Last week we talked about Communion, and how it grew out of the Passover meal. The Passover meal was a remembrance– a time when the Jewish people looked back on their deliverance from Egypt:
Numbers 9:1-5 – And the LORD spake unto Moses in the wilderness of Sinai, in the first month of the second year after they were come out of the land of Egypt, saying,
Let the children of Israel also keep the passover at his appointed season. In the fourteenth day of this month, at even, ye shall keep it in his appointed season: according to all the rites of it, and according to all the ceremonies thereof, shall ye keep it. And Moses spake unto the children of Israel, that they should keep the passover. And they kept the passover on the fourteenth day of the first month at even in the wilderness of Sinai: according to all that the LORD commanded Moses, so did the children of Israel.
The Passover meal commemorated the last of the plagues that the Lord brought upon Egypt for Pharaoh’s refusal to let His people go. The plagues in and of themselves are interesting, because each one targeted a different god that the Egyptians had.
At first, the Egyptian Magicians tried to do similar works, trying to prove that Moses was doing tricks. They tried to use the science of their day to explain the supernatural just like some people we know try to use science to prove that there is no need for a God– but I digress.
The last plague was that of the death of the firstborn.

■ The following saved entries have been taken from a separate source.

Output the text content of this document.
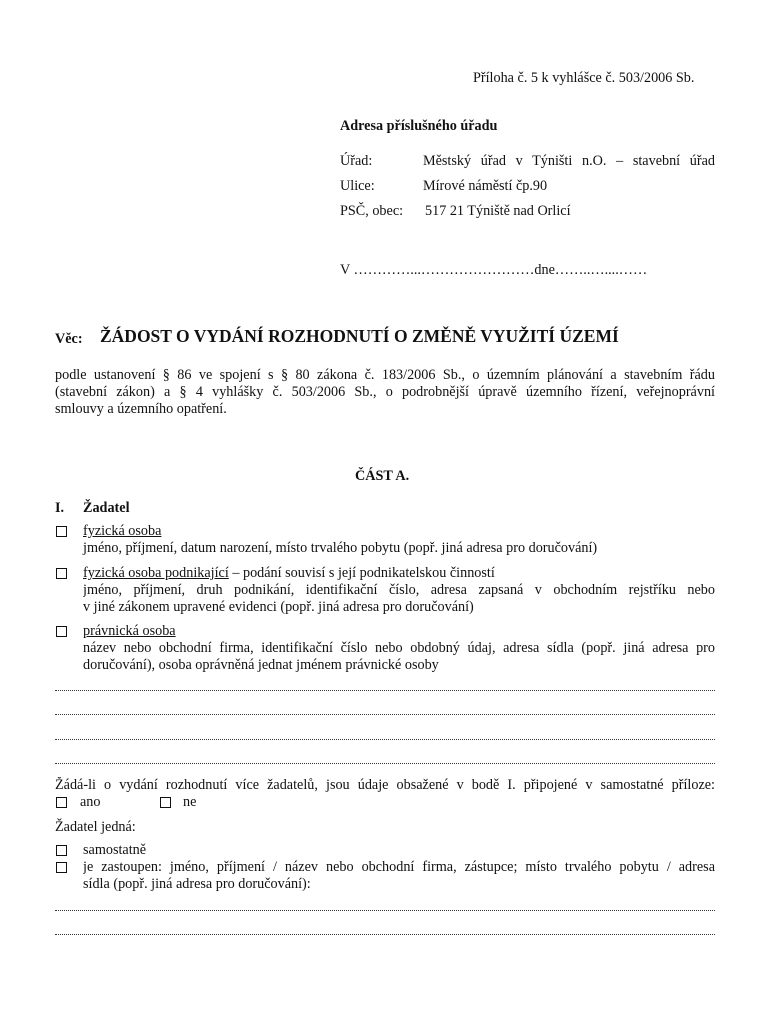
Příloha č. 5 k vyhlášce č. 503/2006 Sb.
Adresa příslušného úřadu
Úřad:	Městský úřad v Týništi n.O. – stavební úřad
Ulice:	Mírové náměstí čp.90
PSČ, obec: 517 21 Týniště nad Orlicí
V …………...……………………dne……..…....……
Věc: ŽÁDOST O VYDÁNÍ ROZHODNUTÍ O ZMĚNĚ VYUŽITÍ ÚZEMÍ
podle ustanovení § 86 ve spojení s § 80 zákona č. 183/2006 Sb., o územním plánování a stavebním řádu
(stavební zákon) a § 4 vyhlášky č. 503/2006 Sb., o podrobnější úpravě územního řízení, veřejnoprávní
smlouvy a územního opatření.
ČÁST A.
I. Žadatel
fyzická osoba
jméno, příjmení, datum narození, místo trvalého pobytu (popř. jiná adresa pro doručování)
fyzická osoba podnikající – podání souvisí s její podnikatelskou činností
jméno, příjmení, druh podnikání, identifikační číslo, adresa zapsaná v obchodním rejstříku nebo
v jiné zákonem upravené evidenci (popř. jiná adresa pro doručování)
právnická osoba
název nebo obchodní firma, identifikační číslo nebo obdobný údaj, adresa sídla (popř. jiná adresa pro
doručování), osoba oprávněná jednat jménem právnické osoby
Žádá-li o vydání rozhodnutí více žadatelů, jsou údaje obsažené v bodě I. připojené v samostatné příloze:
ano	ne
Žadatel jedná:
samostatně
je zastoupen: jméno, příjmení / název nebo obchodní firma, zástupce; místo trvalého pobytu / adresa
sídla (popř. jiná adresa pro doručování):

The Bible isn’t clear as to whether it was just children. In fact, a literal reading of the English could mean even first born adults. In any case, all the firstborn died and Pharaoh finally freed them.
The point to take away from here is God’s great power that was demonstrated to Israel. They saw mighty miracles. They saw the Red Sea part.
But they also complained and fell away. It did not take them long to forget. I know that I’ve heard many times people state that if only God would do something big, something miraculous, they would believe. And yet, these people that saw such amazing things forgot.
That’s why God commanded them to hold the feast and remember.